Financial firms are using words such as “grim” to describe the trading environment during the first quarter, typically a very active period on Wall Street trading desks. Some analysts predict Wall Street’s five biggest banks will report trading revenue of $19.1 billion for Q1, down 16% from a year ago. They see the quarter mirroring the discouraging final months of 2015, when worries over economic growth and commodities prices caused trading activity and revenue to slump.
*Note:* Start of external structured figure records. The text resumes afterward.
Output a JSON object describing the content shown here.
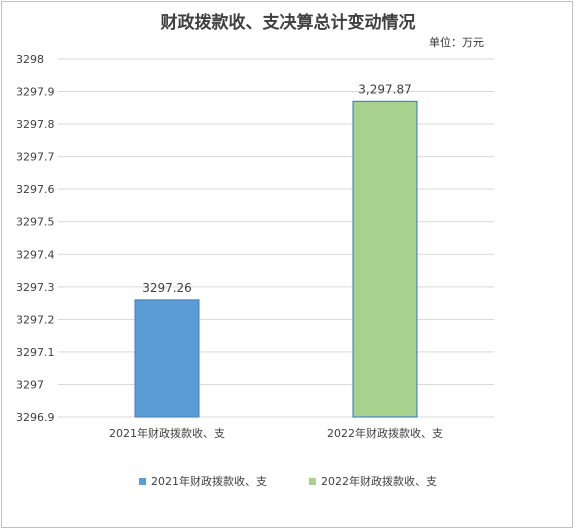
{
  "chart_data": {
    "type": "bar",
    "title": "财政拨款收、支决算总计变动情况",
    "unit_label": "单位：万元",
    "categories": [
      "2021年财政拨款收、支",
      "2022年财政拨款收、支"
    ],
    "values": [
      3297.26,
      3297.87
    ],
    "data_labels": [
      "3297.26",
      "3,297.87"
    ],
    "ylim": [
      3296.9,
      3298
    ],
    "yticks": [
      "3298",
      "3297.9",
      "3297.8",
      "3297.7",
      "3297.6",
      "3297.5",
      "3297.4",
      "3297.3",
      "3297.2",
      "3297.1",
      "3297",
      "3296.9"
    ],
    "colors": [
      "#5b9bd5",
      "#a9d18e"
    ],
    "edge_colors": [
      "#4a7fb5",
      "#2f6fdb"
    ],
    "grid": true,
    "legend": {
      "position": "bottom",
      "entries": [
        "2021年财政拨款收、支",
        "2022年财政拨款收、支"
      ]
    }
  }
}
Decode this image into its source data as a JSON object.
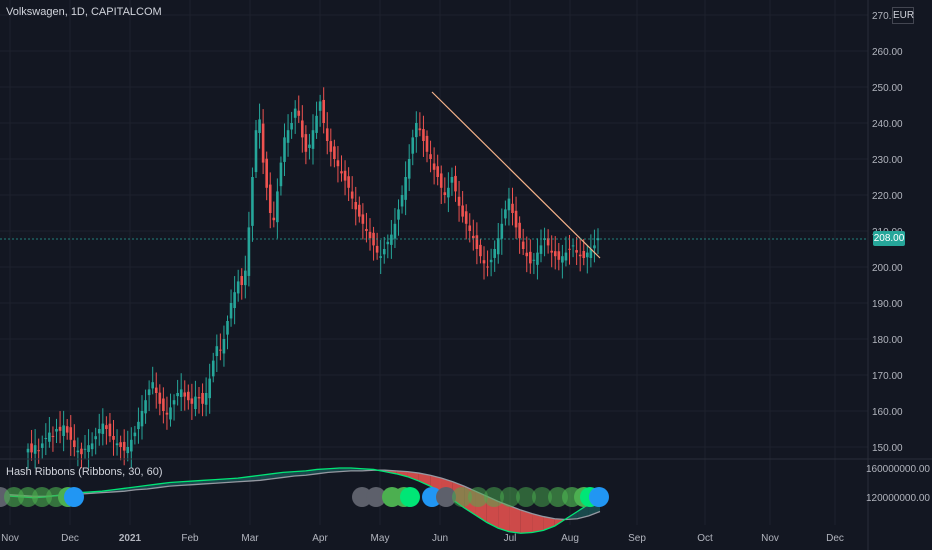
{
  "header": {
    "title": "Volkswagen, 1D, CAPITALCOM",
    "currency": "EUR"
  },
  "indicator": {
    "title": "Hash Ribbons (Ribbons, 30, 60)"
  },
  "last_price_label": "208.00",
  "colors": {
    "up": "#26a69a",
    "down": "#ef5350",
    "background": "#131722",
    "trendline": "#f5b38a",
    "dot_blue": "#2196f3"
  },
  "chart_data": [
    {
      "type": "candlestick",
      "title": "Volkswagen, 1D, CAPITALCOM",
      "y_axis": {
        "ticks": [
          "150.00",
          "160.00",
          "170.00",
          "180.00",
          "190.00",
          "200.00",
          "210.00",
          "220.00",
          "230.00",
          "240.00",
          "250.00",
          "260.00",
          "270.00"
        ],
        "ylim": [
          145,
          272
        ]
      },
      "x_axis": {
        "ticks": [
          "Nov",
          "Dec",
          "2021",
          "Feb",
          "Mar",
          "Apr",
          "May",
          "Jun",
          "Jul",
          "Aug",
          "Sep",
          "Oct",
          "Nov",
          "Dec"
        ]
      },
      "last_price": 208.0,
      "closes": [
        149.5,
        148.5,
        150.5,
        149.0,
        151.0,
        152.5,
        154.0,
        153.0,
        155.0,
        154.5,
        156.0,
        154.0,
        152.0,
        150.0,
        149.0,
        148.0,
        149.5,
        150.5,
        151.0,
        153.0,
        155.0,
        156.5,
        155.0,
        153.0,
        152.0,
        151.0,
        150.0,
        149.0,
        150.0,
        152.0,
        154.0,
        157.0,
        160.0,
        163.0,
        166.0,
        168.0,
        165.0,
        162.0,
        160.0,
        159.0,
        161.0,
        163.0,
        165.0,
        166.0,
        164.0,
        163.0,
        162.0,
        164.0,
        163.5,
        162.0,
        165.0,
        169.0,
        174.0,
        178.0,
        177.0,
        180.0,
        185.0,
        190.0,
        193.0,
        196.0,
        195.0,
        199.0,
        211.0,
        225.0,
        238.0,
        241.0,
        229.0,
        222.0,
        215.0,
        213.0,
        221.0,
        229.0,
        236.0,
        238.0,
        240.0,
        244.0,
        242.0,
        236.0,
        232.0,
        234.0,
        238.0,
        242.0,
        246.0,
        240.0,
        235.0,
        232.0,
        230.0,
        228.0,
        226.0,
        224.0,
        222.0,
        219.0,
        216.0,
        214.0,
        212.0,
        210.0,
        208.0,
        206.0,
        204.0,
        203.0,
        205.0,
        207.0,
        209.0,
        212.0,
        216.0,
        220.0,
        225.0,
        230.0,
        236.0,
        240.0,
        238.0,
        235.0,
        232.0,
        230.0,
        227.0,
        225.0,
        222.0,
        220.0,
        222.0,
        225.0,
        221.0,
        217.0,
        214.0,
        212.0,
        210.0,
        208.0,
        205.0,
        203.0,
        201.0,
        200.0,
        202.0,
        205.0,
        208.0,
        212.0,
        216.0,
        219.0,
        215.0,
        211.0,
        208.0,
        205.0,
        203.0,
        201.0,
        202.0,
        204.0,
        206.0,
        208.0,
        206.0,
        204.0,
        203.0,
        202.0,
        203.0,
        204.0,
        205.0,
        206.0,
        204.0,
        203.0,
        202.5,
        204.0,
        205.0,
        206.0,
        208.0
      ]
    },
    {
      "type": "area",
      "title": "Hash Ribbons (Ribbons, 30, 60)",
      "y_axis": {
        "ticks": [
          "160000000.00",
          "120000000.00"
        ]
      },
      "series": [
        {
          "name": "Ribbons 30",
          "values": [
            122,
            121,
            120,
            119,
            120,
            122,
            124,
            126,
            127,
            128,
            130,
            132,
            134,
            136,
            138,
            140,
            141,
            142,
            143,
            144,
            145,
            146,
            148,
            150,
            152,
            154,
            155,
            156,
            158,
            159,
            160,
            160,
            159,
            158,
            155,
            152,
            148,
            142,
            135,
            126,
            116,
            105,
            95,
            85,
            77,
            72,
            70,
            71,
            74,
            80,
            90,
            100,
            110,
            118
          ]
        },
        {
          "name": "Ribbons 60",
          "values": [
            124,
            123,
            122,
            121,
            121,
            122,
            123,
            124,
            125,
            126,
            127,
            128,
            130,
            131,
            133,
            135,
            136,
            137,
            138,
            139,
            140,
            141,
            142,
            143,
            145,
            147,
            149,
            150,
            152,
            154,
            155,
            156,
            156,
            157,
            157,
            156,
            155,
            153,
            150,
            146,
            141,
            135,
            128,
            121,
            114,
            108,
            102,
            97,
            93,
            90,
            89,
            90,
            94,
            100
          ]
        }
      ]
    }
  ]
}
Morgan Stanley, whose shares on Tuesday fell 1.9%, reports first-quarter revenue this year has tracked close to last year’s fourth quarter. Jefferies Group swung to a net loss of $166.8 million during its first quarter, which ended Feb. 29, as trading revenue tumbled and the firm took two unusual hits to its otherwise solid equities-trading business. For the same period last year, the firm reported a profit of $12.9 million. Citigroup last week reported revenue from equities and fixed-income trading likely fell 15% in the first quarter. Among the culprits of the slump are corporate clients who delayed stock offerings due to volatile markets.

Financial Times

James Chessen, chief economist of the American Bankers Association, has urged the Federal Reserve to raise rates. Most economists, though, expect the Federal Open Market Committee will keep rates on hold when it concludes its meeting Wednesday, after raising them for the first time in nearly a decade in December. Chessen said increases need not be "aggressive or instant. But it needs to be a firm path.” Chessen assured the FT the ABA won’t lobby to raise rates, but will describe the consequences and impact of keeping rates “too low for too long.” Among those consequences: low rates have hit banks’ profits, pushing net interest margins to record lows. Chessen believes it is “highly unlikely” the Fed would go sub-zero, at least in the near future, which he said “would signal the economy was in very bad shape.”

New York Times

The Securities and Exchange Commission approved a return to investment banking for Steven Rattner, a high-profile financier who led the Obama administration’s overhaul of the auto industry. Acting on a request Rattner filed in 2013, the SEC this week approved Rattner associating with the investment banking division of Guggenheim Partners, after he was barred from some Wall Street jobs for two years in 2010. Rattner, the paper says, "did not appear inclined to take up the offer to affiliate himself with Guggenheim." Rattner was banned after settling civil charges, which were based on an investigation into kickbacks that involved the New York State Common Retirement Fund, while he was an executive at the Quadrangle Group. Rattner neither admitted nor denied wrongdoing. The order comes with several conditions, including: he would be required to meet every two weeks with Guggenheim’s compliance department to discuss his work, and he would not maintain customer accounts nor solicit or manage funds from public pensions. Rattner is currently chairman of Willett Advisors, a position he has held the past few years, where he manages the personal fortune of billionaire Michael Bloomberg.